Her accompanists are among Nashville’s best. Producer Neilson Hubbard creates the right nuances and spaces. He was at the helm for Mary Gauthier’s Grammy nominated (and snubbed) Rifles and Rosary Beads. Hubbard recruited his go-to session players – versatile multi-instrumentalist Will Kimbrough, fiddler Eamon McLoughlin, Wild Ponies bassist Telisha Williams for “Pie Song,” and Sam Howard for bass on the others. Bobby Hecht and Grace Pettis add harmonies while Hubbard plays both drums and organ.
Although this is Robinson’s debut, she has won several noteworthy songwriting contests. Her song “The Dress” is so courageous that it may overwhelm much of the discussion of the entire album. (that happened here too).

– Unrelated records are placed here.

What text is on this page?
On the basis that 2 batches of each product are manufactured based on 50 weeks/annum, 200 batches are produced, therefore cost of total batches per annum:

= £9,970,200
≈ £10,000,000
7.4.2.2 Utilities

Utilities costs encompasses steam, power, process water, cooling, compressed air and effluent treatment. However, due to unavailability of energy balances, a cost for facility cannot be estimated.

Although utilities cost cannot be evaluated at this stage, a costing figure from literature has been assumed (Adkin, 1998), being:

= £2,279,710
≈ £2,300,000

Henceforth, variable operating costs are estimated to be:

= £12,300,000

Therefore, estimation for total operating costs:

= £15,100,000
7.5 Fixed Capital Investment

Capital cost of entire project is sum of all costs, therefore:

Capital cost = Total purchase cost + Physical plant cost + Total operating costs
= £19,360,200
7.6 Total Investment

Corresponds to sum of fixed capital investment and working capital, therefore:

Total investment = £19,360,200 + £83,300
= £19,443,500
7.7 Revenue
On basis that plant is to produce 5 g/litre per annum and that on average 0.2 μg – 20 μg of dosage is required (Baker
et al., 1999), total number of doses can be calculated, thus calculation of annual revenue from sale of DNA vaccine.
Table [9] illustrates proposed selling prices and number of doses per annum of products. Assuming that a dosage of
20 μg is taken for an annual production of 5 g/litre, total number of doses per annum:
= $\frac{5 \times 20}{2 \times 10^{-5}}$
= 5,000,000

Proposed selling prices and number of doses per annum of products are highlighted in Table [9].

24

Nonetheless, welcome a new singer-songwriter with stories to tell, both serious and light-hearted. She tackles mistreatment of female Native Americans in “Shosone Rose” and domestic abuse in “Run” but lighter fare in tunes like the spare, vividly imagined “Borrowed Rooms and Old Wood Floors,” the guitar picking “White Hot Country Mess” and “Pie Song,” to name a few. As you’d expect, there are other travel songs too. Some are especially memorable like “Ghosts in Every Town.” Throughout, Robinson’s eye for detail and concise way of delivering narratives impresses.